Data Science In Production Episode 5: Data Lakes for Data Science
In this podcast we explore the concept of data lakes. Data lakes are a great data science enabler, but only if they are built right. In this podcast we explore the various ways of designing a data lake to support data science.
I discussed my idea for layers in a lake. Here is a summary of those layers:
RAW – RAW represents and immutable data store. This layer is designed for data to be landed and never changed. Access to this layer is heavily restricted to only those who need to see the data unprocessed and applications involved in the movement of data to the RAW layer. There should be an Admin account for reading and writing to this layer and a reader account for readers. Admin group need to be locked down to development staff and applications.

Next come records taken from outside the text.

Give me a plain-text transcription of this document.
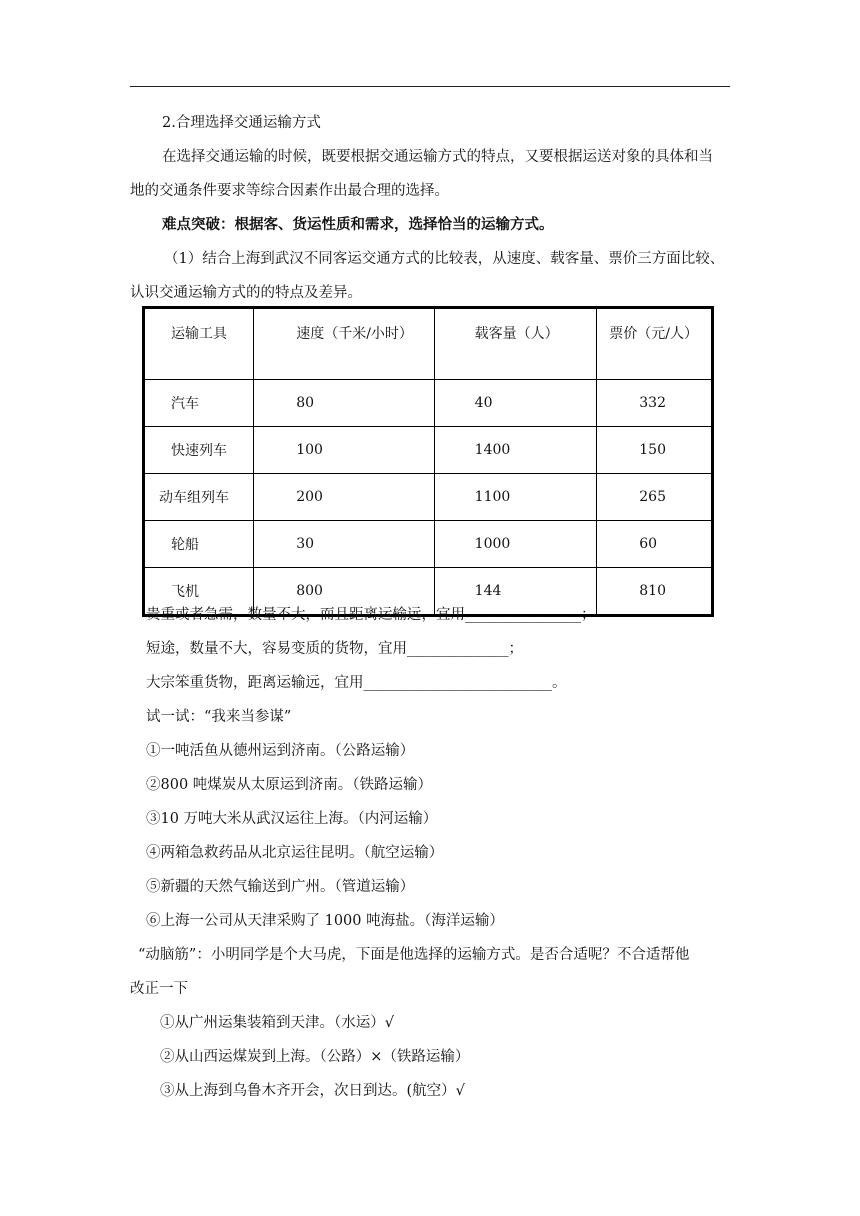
2.合理选择交通运输方式
在选择交通运输的时候，既要根据交通运输方式的特点，又要根据运送对象的具体和当
地的交通条件要求等综合因素作出最合理的选择。
难点突破：根据客、货运性质和需求，选择恰当的运输方式。
（1）结合上海到武汉不同客运交通方式的比较表，从速度、载客量、票价三方面比较、
认识交通运输方式的的特点及差异。
运输工具	速度（千米/小时）	载客量（人）	票价（元/人）
汽车	80	40	332
快速列车	100	1400	150
动车组列车	200	1100	265
轮船	30	1000	60
飞机	800	144	810
贵重或者急需，数量不大，而且距离运输远，宜用________________；
短途，数量不大，容易变质的货物，宜用______________；
大宗笨重货物，距离运输远，宜用__________________________。
试一试：“我来当参谋”
①一吨活鱼从德州运到济南。（公路运输）
②800 吨煤炭从太原运到济南。（铁路运输）
③10 万吨大米从武汉运往上海。（内河运输）
④两箱急救药品从北京运往昆明。（航空运输）
⑤新疆的天然气输送到广州。（管道运输）
⑥上海一公司从天津采购了 1000 吨海盐。（海洋运输）
“动脑筋”：小明同学是个大马虎，下面是他选择的运输方式。是否合适呢？不合适帮他
改正一下
①从广州运集装箱到天津。（水运）√
②从山西运煤炭到上海。（公路）×（铁路运输）
③从上海到乌鲁木齐开会，次日到达。(航空）√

BASE – BASE represents that the cleaned and processed data abased on the data contracts. This could be entirely populated using automation driven by metadata.
CURATED – CURATED is the store for data which has been manually developed. This is the combination of multiple files in to a single file.

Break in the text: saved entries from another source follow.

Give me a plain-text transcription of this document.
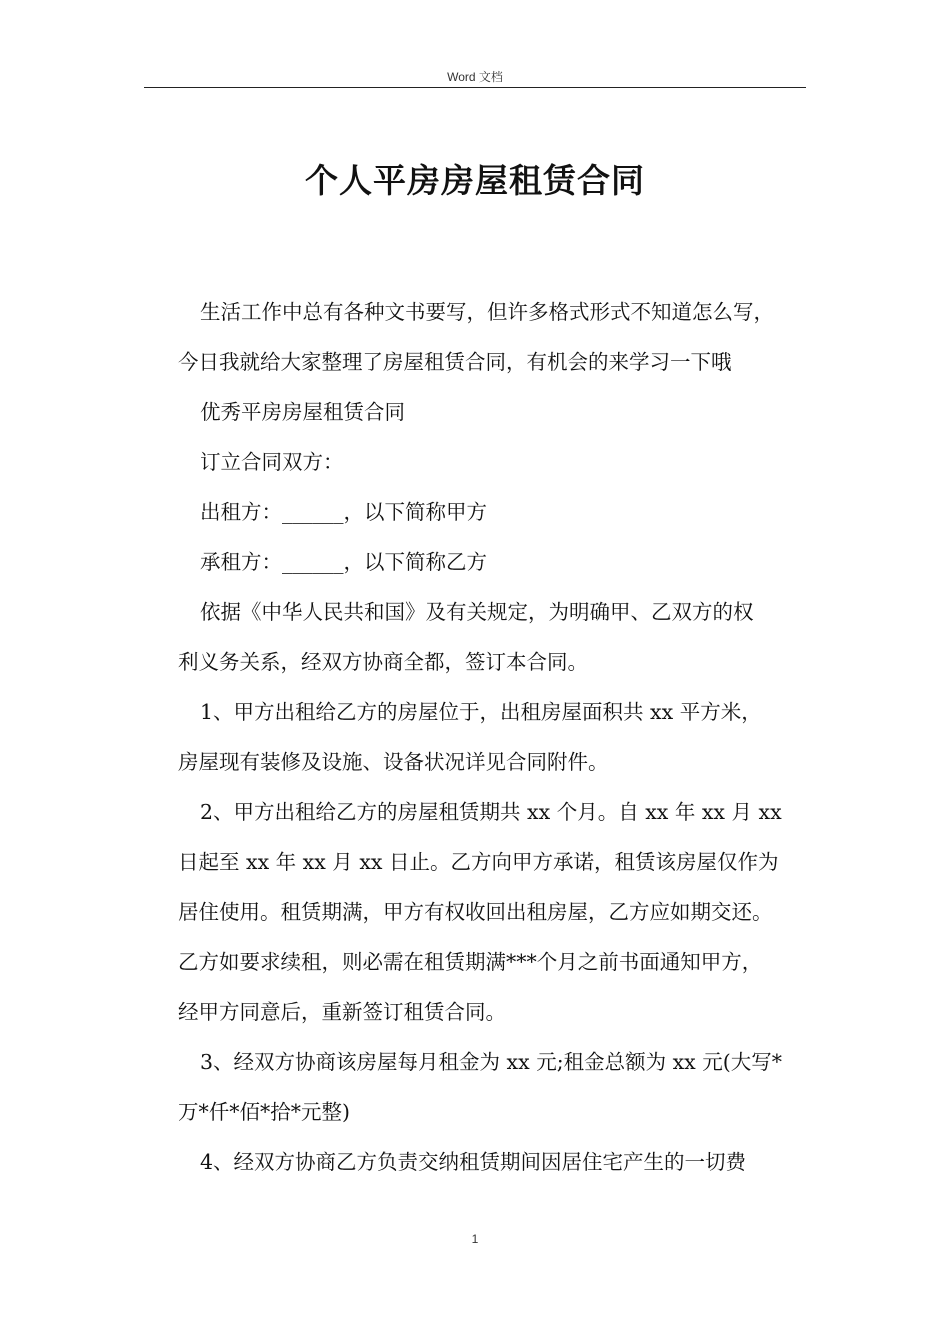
Word 文档
个人平房房屋租赁合同
生活工作中总有各种文书要写，但许多格式形式不知道怎么写，
今日我就给大家整理了房屋租赁合同，有机会的来学习一下哦
优秀平房房屋租赁合同
订立合同双方：
出租方：______，以下简称甲方
承租方：______，以下简称乙方
依据《中华人民共和国》及有关规定，为明确甲、乙双方的权
利义务关系，经双方协商全都，签订本合同。
1、甲方出租给乙方的房屋位于，出租房屋面积共 xx 平方米，
房屋现有装修及设施、设备状况详见合同附件。
2、甲方出租给乙方的房屋租赁期共 xx 个月。自 xx 年 xx 月 xx
日起至 xx 年 xx 月 xx 日止。乙方向甲方承诺，租赁该房屋仅作为
居住使用。租赁期满，甲方有权收回出租房屋，乙方应如期交还。
乙方如要求续租，则必需在租赁期满***个月之前书面通知甲方，
经甲方同意后，重新签订租赁合同。
3、经双方协商该房屋每月租金为 xx 元;租金总额为 xx 元(大写*
万*仟*佰*拾*元整)
4、经双方协商乙方负责交纳租赁期间因居住宅产生的一切费
1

LAB – LAB relates to an individual area for development staff. This is an isolated area that a data scientist can use for the storage of data, trained models, notebooks etc as required by their existing project.
EXTERNAL – External is for the placement of files which are to be distributed to other vendors or applications.
MODEL – This is the layer for serialised models.
LIBRARY – LIBRARY is intended to be part of the data lake and would hold compiled code, templates and metadata for processing.